No entanto, com 106 internacionalizações, Ford, de 32 anos, tem experiência suficiente para saber que simplesmente visar Russell pode ser contraproducente. Como aconteceu no passado, isso permite que a Escócia às vezes o use como uma isca útil e libere espaço para outros. “As habilidades e a imprevisibilidade que ele traz para o jogo são obviamente uma grande parte do que eles fazem”, disse Ford. “Mas num jogo de 15 jogadores, se nos concentrarmos demasiado numa pessoa, por vezes isso pode apanhá-lo. Eles têm outras ameaças em todo o campo.”

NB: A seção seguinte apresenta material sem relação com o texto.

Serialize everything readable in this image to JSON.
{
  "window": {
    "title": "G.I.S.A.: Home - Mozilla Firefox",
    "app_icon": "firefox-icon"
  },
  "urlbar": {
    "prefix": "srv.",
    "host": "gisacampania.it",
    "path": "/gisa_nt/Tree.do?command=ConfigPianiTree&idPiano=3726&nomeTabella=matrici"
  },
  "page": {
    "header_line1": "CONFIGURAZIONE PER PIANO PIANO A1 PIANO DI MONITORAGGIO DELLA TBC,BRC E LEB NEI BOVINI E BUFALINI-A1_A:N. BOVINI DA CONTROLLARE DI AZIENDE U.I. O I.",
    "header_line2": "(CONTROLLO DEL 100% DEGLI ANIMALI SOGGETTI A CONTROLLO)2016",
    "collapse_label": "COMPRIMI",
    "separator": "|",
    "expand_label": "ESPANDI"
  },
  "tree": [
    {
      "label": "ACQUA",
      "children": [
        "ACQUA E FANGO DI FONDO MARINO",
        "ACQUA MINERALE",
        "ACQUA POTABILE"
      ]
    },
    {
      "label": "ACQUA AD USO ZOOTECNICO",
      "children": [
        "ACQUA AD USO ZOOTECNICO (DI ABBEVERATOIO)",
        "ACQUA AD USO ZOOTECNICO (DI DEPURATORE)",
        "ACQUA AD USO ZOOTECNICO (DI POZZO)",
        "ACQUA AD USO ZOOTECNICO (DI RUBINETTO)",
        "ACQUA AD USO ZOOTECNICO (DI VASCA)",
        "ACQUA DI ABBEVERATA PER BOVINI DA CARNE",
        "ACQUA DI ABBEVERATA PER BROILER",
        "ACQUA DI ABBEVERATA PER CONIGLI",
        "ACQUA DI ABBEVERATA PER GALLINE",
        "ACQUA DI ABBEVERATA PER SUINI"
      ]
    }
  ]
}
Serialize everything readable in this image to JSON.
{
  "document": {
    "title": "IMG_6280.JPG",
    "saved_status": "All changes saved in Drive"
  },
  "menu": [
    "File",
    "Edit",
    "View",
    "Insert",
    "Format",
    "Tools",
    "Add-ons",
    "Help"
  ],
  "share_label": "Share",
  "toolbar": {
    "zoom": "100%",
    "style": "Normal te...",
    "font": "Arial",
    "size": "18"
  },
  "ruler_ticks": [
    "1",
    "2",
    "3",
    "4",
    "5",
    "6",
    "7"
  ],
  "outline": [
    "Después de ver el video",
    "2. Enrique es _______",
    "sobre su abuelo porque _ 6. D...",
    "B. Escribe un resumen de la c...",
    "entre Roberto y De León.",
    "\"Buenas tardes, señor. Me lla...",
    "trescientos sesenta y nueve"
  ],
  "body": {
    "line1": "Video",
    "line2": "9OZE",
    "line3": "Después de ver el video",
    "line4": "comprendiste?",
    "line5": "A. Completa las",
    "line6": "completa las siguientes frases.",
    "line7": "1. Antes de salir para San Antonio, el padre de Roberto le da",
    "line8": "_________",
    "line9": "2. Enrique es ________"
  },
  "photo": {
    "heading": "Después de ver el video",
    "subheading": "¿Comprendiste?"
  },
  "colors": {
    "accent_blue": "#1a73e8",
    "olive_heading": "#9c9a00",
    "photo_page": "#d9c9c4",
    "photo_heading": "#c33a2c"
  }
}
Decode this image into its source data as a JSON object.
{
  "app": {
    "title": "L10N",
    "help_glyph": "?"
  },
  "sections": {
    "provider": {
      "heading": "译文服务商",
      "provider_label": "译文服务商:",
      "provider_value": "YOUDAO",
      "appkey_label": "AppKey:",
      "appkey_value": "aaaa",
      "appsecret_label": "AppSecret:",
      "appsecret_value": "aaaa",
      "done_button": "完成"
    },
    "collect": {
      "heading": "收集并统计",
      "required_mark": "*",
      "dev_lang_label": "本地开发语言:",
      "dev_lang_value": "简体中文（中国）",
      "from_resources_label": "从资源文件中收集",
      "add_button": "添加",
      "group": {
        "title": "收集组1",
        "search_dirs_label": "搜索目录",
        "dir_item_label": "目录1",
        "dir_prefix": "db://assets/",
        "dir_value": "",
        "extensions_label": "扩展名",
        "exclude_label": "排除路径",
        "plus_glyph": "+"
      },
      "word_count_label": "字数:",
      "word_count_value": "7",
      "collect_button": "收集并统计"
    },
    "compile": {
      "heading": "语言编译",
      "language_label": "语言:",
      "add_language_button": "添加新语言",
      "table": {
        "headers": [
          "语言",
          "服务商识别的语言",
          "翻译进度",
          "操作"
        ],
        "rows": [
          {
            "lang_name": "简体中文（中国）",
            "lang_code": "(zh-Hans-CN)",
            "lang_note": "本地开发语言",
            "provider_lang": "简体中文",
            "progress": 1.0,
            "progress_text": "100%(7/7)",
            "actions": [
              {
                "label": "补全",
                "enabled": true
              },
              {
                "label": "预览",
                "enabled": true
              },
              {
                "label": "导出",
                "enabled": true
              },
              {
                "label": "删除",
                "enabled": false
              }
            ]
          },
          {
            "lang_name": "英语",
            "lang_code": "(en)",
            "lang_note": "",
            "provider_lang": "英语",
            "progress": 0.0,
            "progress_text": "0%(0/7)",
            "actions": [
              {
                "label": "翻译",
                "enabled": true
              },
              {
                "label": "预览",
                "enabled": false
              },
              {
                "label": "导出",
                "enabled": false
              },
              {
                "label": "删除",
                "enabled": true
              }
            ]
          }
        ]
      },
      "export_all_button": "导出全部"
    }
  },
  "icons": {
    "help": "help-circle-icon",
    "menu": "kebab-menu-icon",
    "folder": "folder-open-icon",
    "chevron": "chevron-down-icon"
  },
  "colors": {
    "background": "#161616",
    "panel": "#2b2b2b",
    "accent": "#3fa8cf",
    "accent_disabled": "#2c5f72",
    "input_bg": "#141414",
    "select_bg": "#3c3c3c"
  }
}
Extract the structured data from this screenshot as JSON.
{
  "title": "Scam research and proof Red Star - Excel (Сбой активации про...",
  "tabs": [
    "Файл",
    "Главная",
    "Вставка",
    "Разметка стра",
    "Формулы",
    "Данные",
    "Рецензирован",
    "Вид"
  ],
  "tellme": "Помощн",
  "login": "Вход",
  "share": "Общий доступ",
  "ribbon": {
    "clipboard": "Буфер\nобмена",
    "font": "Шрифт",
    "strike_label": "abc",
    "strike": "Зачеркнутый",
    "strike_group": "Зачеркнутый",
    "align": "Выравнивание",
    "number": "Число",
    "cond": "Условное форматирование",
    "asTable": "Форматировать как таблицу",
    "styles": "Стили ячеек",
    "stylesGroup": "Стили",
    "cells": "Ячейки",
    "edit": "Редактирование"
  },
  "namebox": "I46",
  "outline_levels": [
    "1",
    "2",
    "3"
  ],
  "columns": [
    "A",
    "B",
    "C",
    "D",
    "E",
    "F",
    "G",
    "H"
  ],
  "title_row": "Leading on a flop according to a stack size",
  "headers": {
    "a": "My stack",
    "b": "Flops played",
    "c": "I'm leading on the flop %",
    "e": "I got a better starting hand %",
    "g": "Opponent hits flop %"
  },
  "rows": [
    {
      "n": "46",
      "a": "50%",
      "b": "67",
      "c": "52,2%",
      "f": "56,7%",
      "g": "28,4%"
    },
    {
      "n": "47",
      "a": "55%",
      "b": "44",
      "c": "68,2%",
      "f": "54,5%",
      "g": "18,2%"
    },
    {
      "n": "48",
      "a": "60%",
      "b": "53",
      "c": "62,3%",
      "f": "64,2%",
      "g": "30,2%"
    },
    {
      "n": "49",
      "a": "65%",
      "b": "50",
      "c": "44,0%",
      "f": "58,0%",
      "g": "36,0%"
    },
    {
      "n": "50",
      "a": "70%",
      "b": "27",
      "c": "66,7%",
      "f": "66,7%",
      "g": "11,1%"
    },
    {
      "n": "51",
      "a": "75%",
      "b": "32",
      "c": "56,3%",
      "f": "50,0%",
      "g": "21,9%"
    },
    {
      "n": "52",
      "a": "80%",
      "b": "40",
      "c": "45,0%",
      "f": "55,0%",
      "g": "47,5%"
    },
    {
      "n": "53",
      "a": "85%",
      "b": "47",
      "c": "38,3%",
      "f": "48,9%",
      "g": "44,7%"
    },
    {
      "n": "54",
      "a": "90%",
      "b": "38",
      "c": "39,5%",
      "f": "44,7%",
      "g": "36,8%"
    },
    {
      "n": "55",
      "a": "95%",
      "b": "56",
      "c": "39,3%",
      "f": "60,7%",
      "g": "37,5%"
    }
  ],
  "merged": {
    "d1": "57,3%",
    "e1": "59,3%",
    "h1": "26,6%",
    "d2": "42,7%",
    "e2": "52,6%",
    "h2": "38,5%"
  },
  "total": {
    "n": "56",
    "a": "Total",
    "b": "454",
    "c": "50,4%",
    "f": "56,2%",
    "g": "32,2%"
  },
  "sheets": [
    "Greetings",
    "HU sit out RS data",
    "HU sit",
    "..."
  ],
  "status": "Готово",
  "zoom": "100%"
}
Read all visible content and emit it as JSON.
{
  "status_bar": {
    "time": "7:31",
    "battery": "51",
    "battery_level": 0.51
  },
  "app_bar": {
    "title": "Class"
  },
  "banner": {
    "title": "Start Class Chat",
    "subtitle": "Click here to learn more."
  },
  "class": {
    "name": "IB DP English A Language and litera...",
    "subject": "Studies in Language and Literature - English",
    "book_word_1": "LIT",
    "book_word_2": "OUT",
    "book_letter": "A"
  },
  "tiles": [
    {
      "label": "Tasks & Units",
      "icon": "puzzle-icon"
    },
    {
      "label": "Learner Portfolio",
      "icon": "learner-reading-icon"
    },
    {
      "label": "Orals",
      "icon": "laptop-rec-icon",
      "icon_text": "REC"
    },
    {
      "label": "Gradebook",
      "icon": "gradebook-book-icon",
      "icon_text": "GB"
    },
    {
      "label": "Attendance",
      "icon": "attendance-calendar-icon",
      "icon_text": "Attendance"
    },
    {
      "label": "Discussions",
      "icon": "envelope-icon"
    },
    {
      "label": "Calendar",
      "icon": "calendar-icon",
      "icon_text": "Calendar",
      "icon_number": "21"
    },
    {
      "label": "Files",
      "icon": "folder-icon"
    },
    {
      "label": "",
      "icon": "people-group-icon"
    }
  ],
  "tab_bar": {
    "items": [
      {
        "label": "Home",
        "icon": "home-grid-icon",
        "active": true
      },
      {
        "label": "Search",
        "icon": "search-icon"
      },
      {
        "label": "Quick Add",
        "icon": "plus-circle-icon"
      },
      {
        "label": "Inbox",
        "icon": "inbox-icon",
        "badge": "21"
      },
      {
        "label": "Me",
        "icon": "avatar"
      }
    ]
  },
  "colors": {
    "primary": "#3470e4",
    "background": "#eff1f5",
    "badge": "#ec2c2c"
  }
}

A Inglaterra também está de olho no clima, já que no passado foi repetidamente desviada do rumo em Murrayfield. Ford sublinhou que os visitantes devem concentrar-se no básico – “A menos que tenham uma base forte, não vale a pena ter todos os ovos no cesto do ataque” – mas também aceita que ele e os seus companheiros de equipa devem estar alertas enquanto a selecção escocesa recupera da derrota por 18-15 para a Itália, em Roma. “Em termos de concentração, temos que estar 100%. Temos que ter certeza de que estamos à frente da curva, atentos e preparados para tudo.”

“Vamos respeitar o adversário e tudo o que ele traz, mas a primeira coisa que pensamos é jogar o nosso jogo e impô-lo ao adversário. Não importa quem e onde joguemos ou como está o tempo, queremos ir e jogar da maneira que queremos jogar.”